Plusieurs événements lui ont d'ailleurs mis la puce à l'oreille. Lors d'une remise de la Légion d'honneur à Georges Képénékian, début septembre, des grands patrons l'ont interrogé sur un éventuel nouveau mandat à Lyon. "2020 ne serait pas le mandat de trop ?" lui ont-ils soufflé, avance Le Parisien. Puis il y a eu cette lettre ouverte de Jacqueline Vottero, ancienne camarade socialiste de Gérard Collomb, qui l'invitait à passer la main. "Votre devoir supérieur est dans la transmission.
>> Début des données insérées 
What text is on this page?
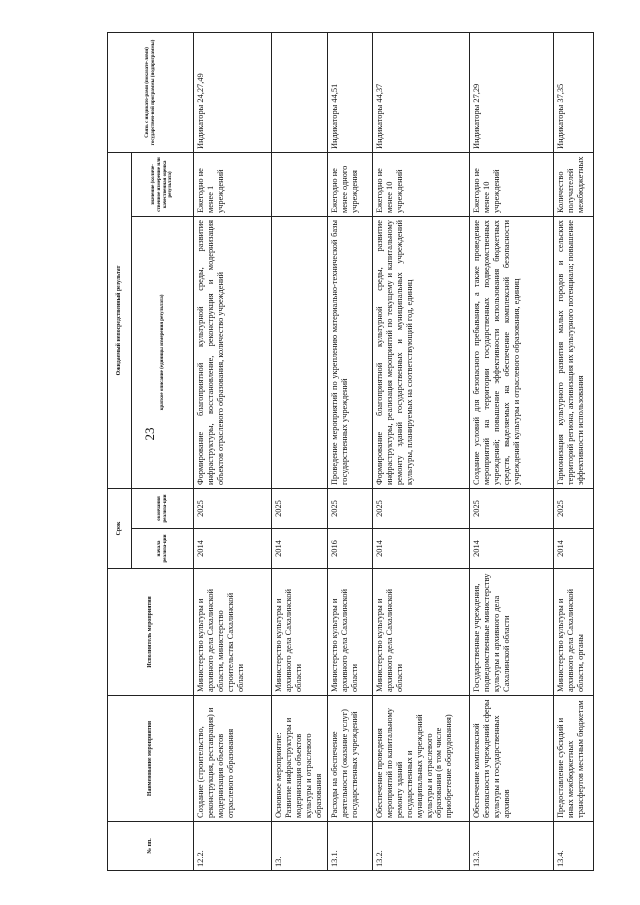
23
№ пп.	Наименование мероприятия	Исполнитель мероприятия	Срок		Ожидаемый непосредственный результат		Связь с индикато-рами (показате-лями) государствен-ной программы (подпрограммы)
			начала реализа-ции	окончания реализа-ции	краткое описание (единицы измерения результата)	значение (количе-ственное измерение или качественная оценка результата)	
12.2.	Создание (строительство, реконструкция, реставрация) и модернизация объектов отраслевого образования	Министерство культуры и архивного дела Сахалинской области, министерство строительства Сахалинской области	2014	2025	Формирование благоприятной культурной среды, развитие инфраструктуры, восстановление, реконструкция и модернизация объектов отраслевого образования, количество учреждений	Ежегодно не менее 1 учреждений	Индикаторы 24,27,49
13.	Основное мероприятие: Развитие инфраструктуры и модернизация объектов культуры и отраслевого образования	Министерство культуры и архивного дела Сахалинской области	2014	2025			
13.1.	Расходы на обеспечение деятельности (оказание услуг) государственных учреждений	Министерство культуры и архивного дела Сахалинской области	2016	2025	Проведение мероприятий по укреплению материально-технической базы государственных учреждений	Ежегодно не менее одного учреждения	Индикаторы 44,51
13.2.	Обеспечение проведения мероприятий по капитальному ремонту зданий государственных и муниципальных учреждений культуры и отраслевого образования (в том числе приобретение оборудования)	Министерство культуры и архивного дела Сахалинской области	2014	2025	Формирование благоприятной культурной среды, развитие инфраструктуры, реализация мероприятий по текущему и капитальному ремонту зданий государственных и муниципальных учреждений культуры, планируемых на соответствующий год, единиц	Ежегодно не менее 10 учреждений	Индикаторы 44,37
13.3.	Обеспечение комплексной безопасности учреждений сферы культуры и государственных архивов	Государственные учреждения, подведомственные министерству культуры и архивного дела Сахалинской области	2014	2025	Создание условий для безопасного пребывания, а также проведение мероприятий на территории государственных подведомственных учреждений; повышение эффективности использования бюджетных средств, выделяемых на обеспечение комплексной безопасности учреждений культуры и отраслевого образования, единиц	Ежегодно не менее 10 учреждений	Индикаторы 27,29
13.4.	Предоставление субсидий и иных межбюджетных трансфертов местным бюджетам	Министерство культуры и архивного дела Сахалинской области, органы	2014	2025	Гармонизация культурного развития малых городов и сельских территорий региона, активизация их культурного потенциала; повышение эффективности использования	Количество получателей межбюджетных	Индикаторы 37,35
L'heure est venue", est-il écrit. 

Il a senti que le mouvement La République en marche se délitait

Selon Le Point, un retour à Lyon n'était pas prévu avant le printemps 2019. Pourquoi une telle précipitation ? La cause est, peut-être, à chercher dans la réunion régionale de La République en marche, qui s'est tenue samedi 29 septembre. "Il y avait 350 personnes, c'était extrêmement froid. Il y avait toute une ambiance qui a amené Collomb à réfléchir et à prendre sa décision de partir", abonde une source au sein de la majorité. "Il s'est rendu compte qu'il n'avait plus grand monde autour de lui. (...) Il a paniqué", raconte un cadre local dans Le FigaroCette faible affluence interpelle dans le berceau de la Macronie, où les meetings du mouvement rassemblaient habituellement le double de militants.

Selon ses opposants, ce départ du gouvernement ne va pas forcément aider le mouvement présidentiel à se relever. La façon de faire, déjà, n'est pas celle du "nouveau monde" promis en mai 2017, d'après Philippe Cochet.
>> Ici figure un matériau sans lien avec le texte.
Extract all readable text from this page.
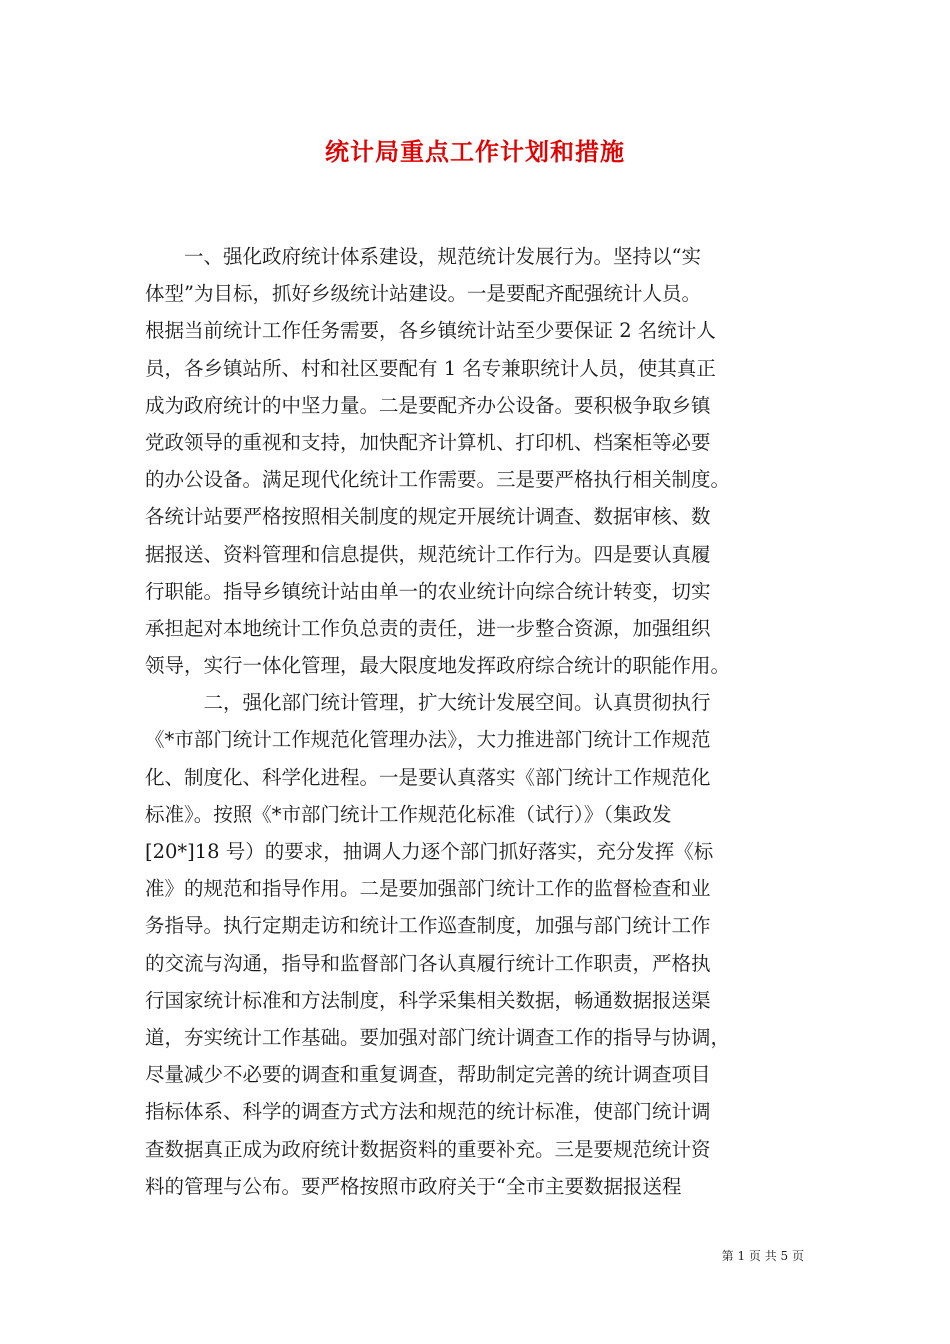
统计局重点工作计划和措施
　　一、强化政府统计体系建设，规范统计发展行为。坚持以“实
体型”为目标，抓好乡级统计站建设。一是要配齐配强统计人员。
根据当前统计工作任务需要，各乡镇统计站至少要保证 2 名统计人
员，各乡镇站所、村和社区要配有 1 名专兼职统计人员，使其真正
成为政府统计的中坚力量。二是要配齐办公设备。要积极争取乡镇
党政领导的重视和支持，加快配齐计算机、打印机、档案柜等必要
的办公设备。满足现代化统计工作需要。三是要严格执行相关制度。
各统计站要严格按照相关制度的规定开展统计调查、数据审核、数
据报送、资料管理和信息提供，规范统计工作行为。四是要认真履
行职能。指导乡镇统计站由单一的农业统计向综合统计转变，切实
承担起对本地统计工作负总责的责任，进一步整合资源，加强组织
领导，实行一体化管理，最大限度地发挥政府综合统计的职能作用。
　　　二，强化部门统计管理，扩大统计发展空间。认真贯彻执行
《*市部门统计工作规范化管理办法》，大力推进部门统计工作规范
化、制度化、科学化进程。一是要认真落实《部门统计工作规范化
标准》。按照《*市部门统计工作规范化标准（试行）》（集政发
[20*]18 号）的要求，抽调人力逐个部门抓好落实，充分发挥《标
准》的规范和指导作用。二是要加强部门统计工作的监督检查和业
务指导。执行定期走访和统计工作巡查制度，加强与部门统计工作
的交流与沟通，指导和监督部门各认真履行统计工作职责，严格执
行国家统计标准和方法制度，科学采集相关数据，畅通数据报送渠
道，夯实统计工作基础。要加强对部门统计调查工作的指导与协调，
尽量减少不必要的调查和重复调查，帮助制定完善的统计调查项目
指标体系、科学的调查方式方法和规范的统计标准，使部门统计调
查数据真正成为政府统计数据资料的重要补充。三是要规范统计资
料的管理与公布。要严格按照市政府关于“全市主要数据报送程
第 1 页 共 5 页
C'est un retour de l'ancien monde à l'état pur. Pousse-toi de là, que je m'y mette, et tout cela sans consulter les Lyonnais, je trouve cela très étonnant.

Philippe Cochet, président de la fédération Les Républicains du Rhône

à franceinfo

Mais sa démission forcée du gouvernement n'arrange pas non plus sa cause. "Il était plutôt En marche ! et je ne sais pas si maintenant, il va l'être encore avec ce qui se passe avec M. Macron", estime Pascal Blache, le maire divers droite du 6e arrondissement de Lyon. Gérard Collomb assure pourtant qu'il n'y a pas de rupture avec le président de la République. Toutefois en juin, il avait tout de même lancé sa propre association pour préparer 2020, précise Le Monde, confirmant l'impression d'un élu de La République en marche : "Collomb envisage de partir sous l'étiquette Collomb, comme il l'a toujours fait", avançait ce dernier au Point. Le nom de cette association ? Prendre un temps d'avance. Mais actuellement, Gérard Collomb essaie surtout de rattraper son retard.